Debt junkies pile in again

UK new car registrations hit a decade high in September. So everything is lovely on God’s green Earth and all is well with the Blessing of Material Progress bequeathed by Him unto His favourite experiment creation.

How does that work, you ask. Where are Brits getting the money from to go piling into car showrooms when the rest of the retail world, from mighty Tesco to the humblest corner store, is suffering enforced withdrawal from their spending habits?

The Society of Motor Manufacturers and Traders knows. It says:

“Demand for the new 64-plate has been boosted by intensifying confidence in the UK economy, with consumers attracted by a wide range of exciting, increasingly fuel-efficient, new cars.”

But watch out, children. Whenever you see the word ‘consumer’ you need to know that they mean ‘debt junkie’. The bit about the economy is irrelevant context, or what it is more commonly called ‘balls’. Nor are these consumer debt-magnets especially attracted by ‘exciting’ cars. Half of them couldn’t tell you their new ride’s engine capacity. The deal clincher is availability of finance. And who provides the loans? Well, it is the industry that makes the cars. It’s like getting a special offer on drugs from your local pusher.

Crazy though the banks are, though, they tend to draw the line at throwing money at total deadbeats. So traditional unsecured loans are off the table. Luckily, the Gummint has ways of diverting QE into the hands of zombies when the need arises. Ladies and gentlemen, we give you Payment Protection Insurance pay-outs – neatly gauged to match the average deposit on a new car from your friendly auto finance company (which gets the car back if when the borrower can’t keep up the payments).

But shouldn’t these poor folks be persuaded to do something more useful with the unexpected cash windfall they were cold-called relentlessly into accepting? Like pay off one of their credit cards or reduce their mortgage or pay down some of the kids’ tuition fee loans? Dream on suckers. The best they get is new guidelines from the financial authorities, which go something like this:

  1. Put on serious face
  2. Say: ‘You really can afford this, can’t you.’ (Tip: If you like, you can make it sound like a question)
  3. Point to the dotted line for them to sign on.
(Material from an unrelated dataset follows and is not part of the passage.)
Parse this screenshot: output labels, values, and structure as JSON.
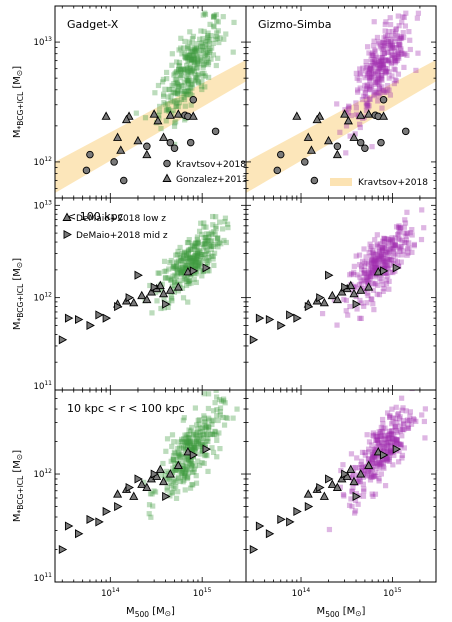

Meanwhile, deficits increase in spite of austerity. The NHS totters. The pension funds these mostly late-middle-aged auto buyers count on get shakier by the day. Oil’s insidious death spiral notches down again as falling prices chase decreasing affordability, killing-off investment in high-cost resources like shale and polar formations.

It’s sub prime all over again, tailored to an economy where mere mortals can’t even begin to think about playing the housing market. And it looks like it’ll end the same way as 2007.